# Storage Advice



## abdalucix (Feb 3, 2009)

Hello All,

I am currently in Málaga and anticipate moving to Prague at the beginning of next month. As things currently stand I am without an address to which I can send my belongings.

I am hoping to bung what I have into storage somewhere in/around Málaga and then have it collected and forwarded when I am settled at the other end.

I have a few quotes at the moment and I seem to be paying, in most cases, for a rather large container, which (after I separate out the essentials and sell off/donate the rest) is superfluous to my needs.

I was wondering if anyone has any tips with this sort of thing. Maybe I can share some container space with somebody else? If anybody knows of companies in the Málaga area that might be in a position to help I would really appreciate hearing from you.

All the best,

abda


----------



## SteveHall (Oct 17, 2008)

There is a storage service near Myramar Shopping in Fuengirola. I have heard nothing but good reports. 

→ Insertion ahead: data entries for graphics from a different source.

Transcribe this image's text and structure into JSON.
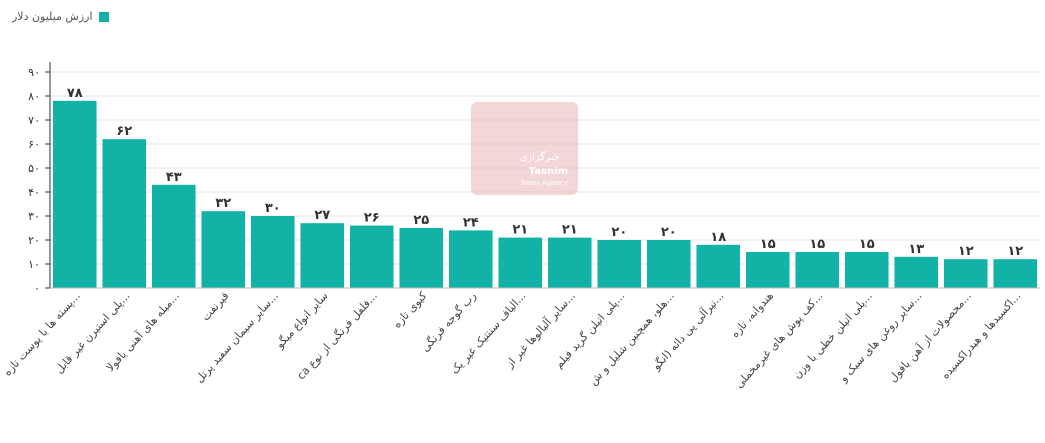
{
  "legend": {
    "label": "ارزش میلیون دلار",
    "color": "#12b3a6"
  },
  "watermark": {
    "line1": "خبرگزاری",
    "line2": "Tasnim",
    "line3": "News Agency"
  },
  "chart_data": {
    "type": "bar",
    "title": "",
    "xlabel": "",
    "ylabel": "",
    "ylim": [
      0,
      90
    ],
    "yticks": [
      0,
      10,
      20,
      30,
      40,
      50,
      60,
      70,
      80,
      90
    ],
    "ytick_labels": [
      "۰",
      "۱۰",
      "۲۰",
      "۳۰",
      "۴۰",
      "۵۰",
      "۶۰",
      "۷۰",
      "۸۰",
      "۹۰"
    ],
    "grid": true,
    "legend_position": "top-left",
    "bar_color": "#12b3a6",
    "categories": [
      "پسته ها با پوست تازه...",
      "پلی استیرن غیر قابل...",
      "میله های آهنی یافولا...",
      "قیرنفت",
      "سایر سیمان سفید پرتل...",
      "سایر انواع میگو",
      "ca فلفل فرنگی از نوع...",
      "کیوی تازه",
      "رب گوجه فرنگی",
      "الیاف سنتتیک غیر یک...",
      "سایر آلیالوها غیر از...",
      "پلی اتیلن گرید فیلم...",
      "هلو، همچنین شلیل و ش...",
      "تیرآلی پی دائه (انگو...",
      "هندوانه، تازه",
      "کف پوش های غیرمخملی...",
      "پلی اتیلن خطی با وزن...",
      "سایر روغن های سبک و...",
      "محصولات از آهن یافول...",
      "اکسیدها و هیدراکسیده..."
    ],
    "values": [
      78,
      62,
      43,
      32,
      30,
      27,
      26,
      25,
      24,
      21,
      21,
      20,
      20,
      18,
      15,
      15,
      15,
      13,
      12,
      12
    ],
    "value_labels": [
      "۷۸",
      "۶۲",
      "۴۳",
      "۳۲",
      "۳۰",
      "۲۷",
      "۲۶",
      "۲۵",
      "۲۴",
      "۲۱",
      "۲۱",
      "۲۰",
      "۲۰",
      "۱۸",
      "۱۵",
      "۱۵",
      "۱۵",
      "۱۳",
      "۱۲",
      "۱۲"
    ]
  }
}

Apparently, it starts from just 30 euros per week and you get a private "box"/"room" or whatever - depending on the size you need/want. 

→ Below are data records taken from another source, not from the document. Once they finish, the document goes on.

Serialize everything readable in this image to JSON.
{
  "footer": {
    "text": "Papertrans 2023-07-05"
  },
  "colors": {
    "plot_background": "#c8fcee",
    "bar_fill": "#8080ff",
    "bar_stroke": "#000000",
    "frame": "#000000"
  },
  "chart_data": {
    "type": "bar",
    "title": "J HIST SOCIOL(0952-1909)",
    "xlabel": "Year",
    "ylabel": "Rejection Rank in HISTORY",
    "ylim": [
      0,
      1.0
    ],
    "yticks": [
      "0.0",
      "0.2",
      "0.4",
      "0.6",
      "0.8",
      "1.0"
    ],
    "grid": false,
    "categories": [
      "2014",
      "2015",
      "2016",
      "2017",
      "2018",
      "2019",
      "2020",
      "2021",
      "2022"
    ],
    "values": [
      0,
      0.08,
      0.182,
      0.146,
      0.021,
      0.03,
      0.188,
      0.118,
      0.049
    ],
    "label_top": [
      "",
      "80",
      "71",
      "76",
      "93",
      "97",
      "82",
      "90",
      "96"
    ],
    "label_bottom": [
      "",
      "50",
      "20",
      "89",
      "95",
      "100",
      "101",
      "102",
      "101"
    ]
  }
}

I will myself be using it from next week. If you wish I can forward you the contacts details


----------



## abdalucix (Feb 3, 2009)

Thanks for the quick reply. I'll look into that.


----------



## nickdh (Sep 25, 2010)

Storage Depot Fuengirola. Do you have any contact details for this place?
Thanks
nickdh


----------



## xabiaxica (Jun 23, 2009)

nickdh said:


> *Storage Depot* Fuengirola. Do you have any contact details for this place?
> Thanks
> nickdh


is that what it's actually called?


----------